You are a person of enormous influence. If you could inspire a movement that would bring the most amount of good to the most amount of people, what would that be? You never know what your idea can trigger. 🙂 (Think, simple, fast, effective and something everyone can do!)
I would have to go with people reading more books. Reading books has seemed to have lost its luster with all the other entertainment options we have. I think society would benefit greatly if all of us spent more time reading and less time watching Netflix or on social media.
How can our readers further follow your work online?

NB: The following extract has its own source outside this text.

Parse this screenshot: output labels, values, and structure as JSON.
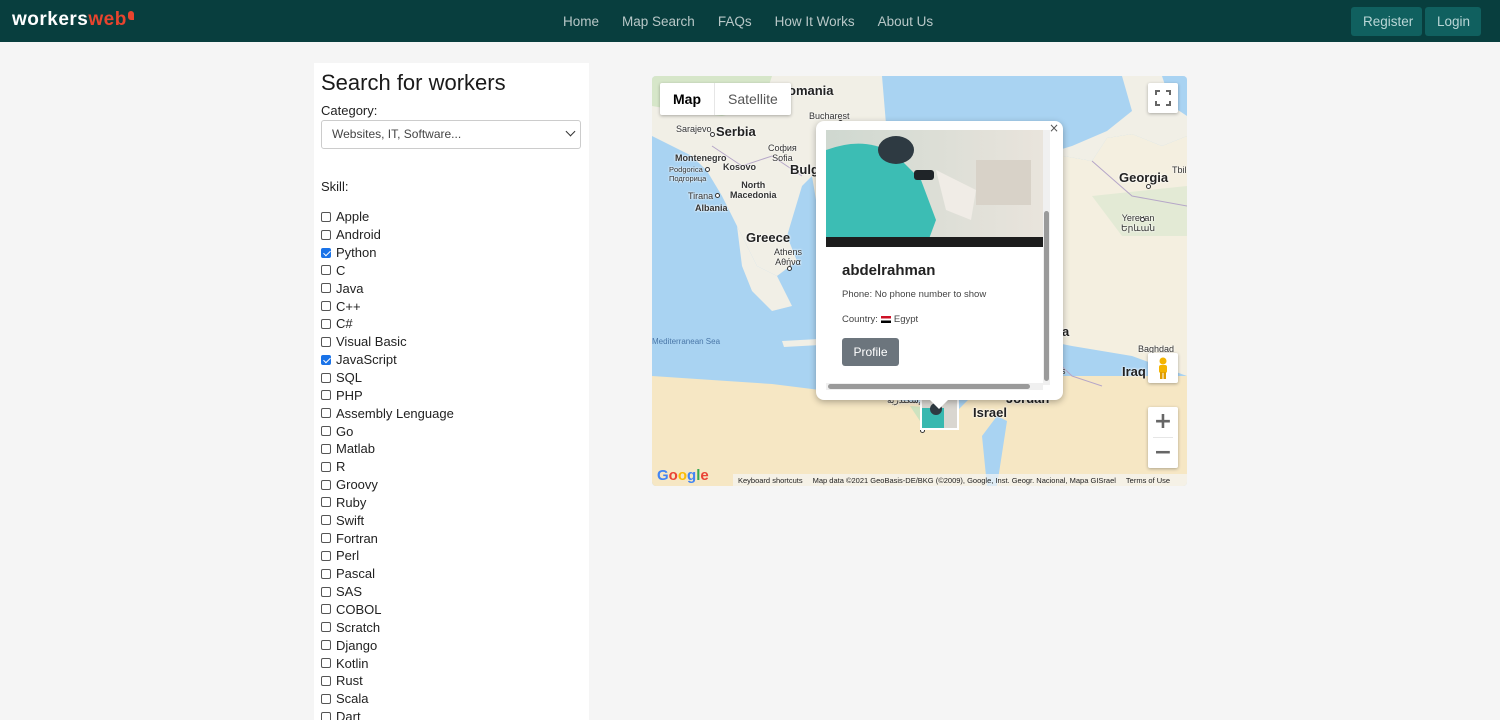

You can find us at https://www.throttlenet.com we have a number of resources available including our blog, webinars, and TNTV! Sign up for our newsletter to keep up to date with us! If you’d like to connect with me you can do so on LinkedIn @ https://www.linkedin.com/in/leefers/
This was very inspiring and informative. Thank you so much for the time you spent with this interview!
Thank you for having me. It was my honor to be here. This is a very important topic for all businesses!